Led by Mark J. Ratain, Nancy J. Cox and M. Eileen Dolan, PAAR Group researchers will study the genes that control drug metabolism and toxicity. Understanding the influence of variations in these genes will increase the benefits of cancer chemotherapy by enabling doctors to determine the best possible dose of a drug for each patient. Precise dosing should improve response to therapy and produce fewer side effects.

"Thanks to breakthroughs in genome sequencing technologies and our growing understanding of genetic variation among individuals, there has never been a better time to propel the field of pharmacogenomics,'' said NIH Director Francis S. Collins, MD, PhD. "Through these studies, we are moving closer to the goal of using genetic information to help prescribe the safest, most effective medicine for each patient."

The PAAR Group includes prominent specialists in genetics, drug metabolism, pharmacology, new drug development, cancer chemotherapy, statistics, medical ethics, and molecular diagnostics.

"Many of these drugs are most effective at the highest possible dose yet they are also quite toxic, so precise dosing is extremely important for cancer chemotherapy," said Ratain, the Leon O. Jacobson Professor of Medicine and director of the Center for Personalized Therapeutics at the University of Chicago.

"But finding the right dose is difficult. Patients vary radically and unpredictably in how they respond to these drugs. Some patients can have life-threatening side effects at a dose that may have little toxicity for someone else the same size and weight. Our goal is to determine how an individual's genetic makeup controls the ways he or she responds to these drugs -- how the medications are absorbed, distributed in the body, broken down and eliminated -- and to use that knowledge to determine the best possible dose for each patient," he said.

The investigators have already discovered how genetic variations can alter the benefits and risks of several anticancer drugs.

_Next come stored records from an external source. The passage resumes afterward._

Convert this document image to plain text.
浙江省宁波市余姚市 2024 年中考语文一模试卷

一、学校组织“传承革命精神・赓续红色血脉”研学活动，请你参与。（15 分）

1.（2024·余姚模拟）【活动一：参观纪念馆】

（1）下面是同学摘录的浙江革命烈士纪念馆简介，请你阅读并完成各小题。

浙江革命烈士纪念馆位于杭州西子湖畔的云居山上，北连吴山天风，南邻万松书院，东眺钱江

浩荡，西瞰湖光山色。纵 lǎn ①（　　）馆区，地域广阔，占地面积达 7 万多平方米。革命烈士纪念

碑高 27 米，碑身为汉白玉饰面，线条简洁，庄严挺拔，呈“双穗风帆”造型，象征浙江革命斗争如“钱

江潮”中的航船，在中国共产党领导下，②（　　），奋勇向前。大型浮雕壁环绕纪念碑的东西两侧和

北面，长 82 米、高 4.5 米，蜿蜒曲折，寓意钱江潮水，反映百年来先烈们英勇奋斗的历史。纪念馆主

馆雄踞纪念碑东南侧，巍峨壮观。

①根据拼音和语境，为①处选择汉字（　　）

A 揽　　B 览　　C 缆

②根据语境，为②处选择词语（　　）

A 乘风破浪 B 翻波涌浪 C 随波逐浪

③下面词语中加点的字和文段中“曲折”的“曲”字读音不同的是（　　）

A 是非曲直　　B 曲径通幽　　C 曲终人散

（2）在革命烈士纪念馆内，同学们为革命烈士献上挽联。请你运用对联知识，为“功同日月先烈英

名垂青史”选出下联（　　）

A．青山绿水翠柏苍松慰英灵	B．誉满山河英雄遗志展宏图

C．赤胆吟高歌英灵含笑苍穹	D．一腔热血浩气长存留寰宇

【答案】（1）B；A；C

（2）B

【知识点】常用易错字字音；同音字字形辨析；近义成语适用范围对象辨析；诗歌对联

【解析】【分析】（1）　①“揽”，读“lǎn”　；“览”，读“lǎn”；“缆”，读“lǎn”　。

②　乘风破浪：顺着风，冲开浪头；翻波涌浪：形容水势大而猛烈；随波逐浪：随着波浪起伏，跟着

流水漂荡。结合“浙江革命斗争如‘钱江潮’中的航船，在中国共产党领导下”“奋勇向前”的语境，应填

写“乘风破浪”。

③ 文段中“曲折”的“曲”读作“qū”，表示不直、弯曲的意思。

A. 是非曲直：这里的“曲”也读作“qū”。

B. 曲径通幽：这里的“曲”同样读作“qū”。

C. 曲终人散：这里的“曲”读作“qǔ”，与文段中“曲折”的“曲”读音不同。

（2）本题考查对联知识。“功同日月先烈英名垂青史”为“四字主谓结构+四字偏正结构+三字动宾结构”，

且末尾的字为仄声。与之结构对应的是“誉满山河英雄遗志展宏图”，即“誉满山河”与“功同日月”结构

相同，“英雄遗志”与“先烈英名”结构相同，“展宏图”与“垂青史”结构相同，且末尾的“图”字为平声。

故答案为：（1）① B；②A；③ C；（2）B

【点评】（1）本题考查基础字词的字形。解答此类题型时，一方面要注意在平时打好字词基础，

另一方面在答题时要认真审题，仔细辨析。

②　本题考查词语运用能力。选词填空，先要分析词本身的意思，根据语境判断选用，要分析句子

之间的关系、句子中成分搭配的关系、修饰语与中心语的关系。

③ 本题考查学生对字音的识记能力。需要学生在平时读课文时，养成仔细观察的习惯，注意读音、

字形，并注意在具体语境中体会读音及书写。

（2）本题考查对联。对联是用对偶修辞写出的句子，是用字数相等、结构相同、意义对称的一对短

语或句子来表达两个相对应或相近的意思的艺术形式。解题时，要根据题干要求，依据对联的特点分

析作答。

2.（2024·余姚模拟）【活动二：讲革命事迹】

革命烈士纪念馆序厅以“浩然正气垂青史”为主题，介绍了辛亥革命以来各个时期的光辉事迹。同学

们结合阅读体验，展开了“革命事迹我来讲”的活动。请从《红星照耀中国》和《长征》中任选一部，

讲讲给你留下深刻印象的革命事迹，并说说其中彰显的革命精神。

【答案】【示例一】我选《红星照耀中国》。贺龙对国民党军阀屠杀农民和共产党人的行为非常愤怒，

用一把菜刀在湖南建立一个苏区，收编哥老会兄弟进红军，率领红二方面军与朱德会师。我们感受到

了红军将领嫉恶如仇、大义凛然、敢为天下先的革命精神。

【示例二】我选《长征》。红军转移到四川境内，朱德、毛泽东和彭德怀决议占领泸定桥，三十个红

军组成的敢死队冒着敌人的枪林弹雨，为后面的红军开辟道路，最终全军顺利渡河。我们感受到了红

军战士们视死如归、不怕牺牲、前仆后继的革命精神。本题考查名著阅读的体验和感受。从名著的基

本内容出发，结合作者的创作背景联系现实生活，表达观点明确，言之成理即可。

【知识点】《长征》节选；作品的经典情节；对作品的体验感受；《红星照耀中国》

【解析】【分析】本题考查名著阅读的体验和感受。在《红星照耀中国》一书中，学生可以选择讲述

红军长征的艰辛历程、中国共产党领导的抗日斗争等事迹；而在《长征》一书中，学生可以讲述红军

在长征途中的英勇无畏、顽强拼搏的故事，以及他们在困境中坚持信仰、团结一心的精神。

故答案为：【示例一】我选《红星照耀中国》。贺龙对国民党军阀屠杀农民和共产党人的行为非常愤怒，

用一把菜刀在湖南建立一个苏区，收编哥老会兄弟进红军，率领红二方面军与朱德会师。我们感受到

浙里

In 2003, for example, the University of Chicago team showed how variations in a single gene contributed to side effects caused by a widely used anticancer drug known as irinotecan and developed a genetic test to predict side effects. Because of this study, the FDA approved an amendment of the package insert for irinotecan to include a warning that patients with a particular UGT1A1 genotype should receive a lower starting dose.

"These results emphasize the need to identify patients genetically predisposed to severe side effects from certain drugs," said Ratain. "Susceptible patients could take lower doses of that drug, or switch to a different drug, while patients who aren't susceptible could be given higher, more effective doses."

"This is a very exciting network with top-notch scientists studying pharmacogenomics as it applies to different medicines and diseases" said Dolan, Professor of Medicine and Chair of Committee on Clinical Pharmacology and Pharmacogenomics. "We are able to leverage off of each other's expertise and learn about the latest approaches in the genomics field."

The National Institutes of Health plans to spend $161.3 million over the next five years to expand the Pharmacogenomics Research Network. The awards announced today include 14 scientific research projects and seven network resources, designed to assist the research groups by providing additional DNA sequencing capacity, statistical analysis expertise, standardized terminology for pharmacogenomics research, ways to learn about pharmacogenomics from de-identified medical records in health care systems, and expanding a 2-year-old international collaboration with the Center for Genomic Medicine at the RIKEN Institute in Yokohama, Japan.

The PGRN is funded by nine NIH components: the National Institute of General Medical Science; the National Heart, Lung, and Blood Institute; the National Cancer Institute; the National Institute on Drug Abuse; the Eunice Kennedy Shriver National Institute of Child Health and Human Development; the National Human Genome Research Institute; the National Institute of Mental Health; the National Institute of Arthritis and Musculoskeletal and Skin Diseases; and the Office of Research on Women's Health in the Office of the Director.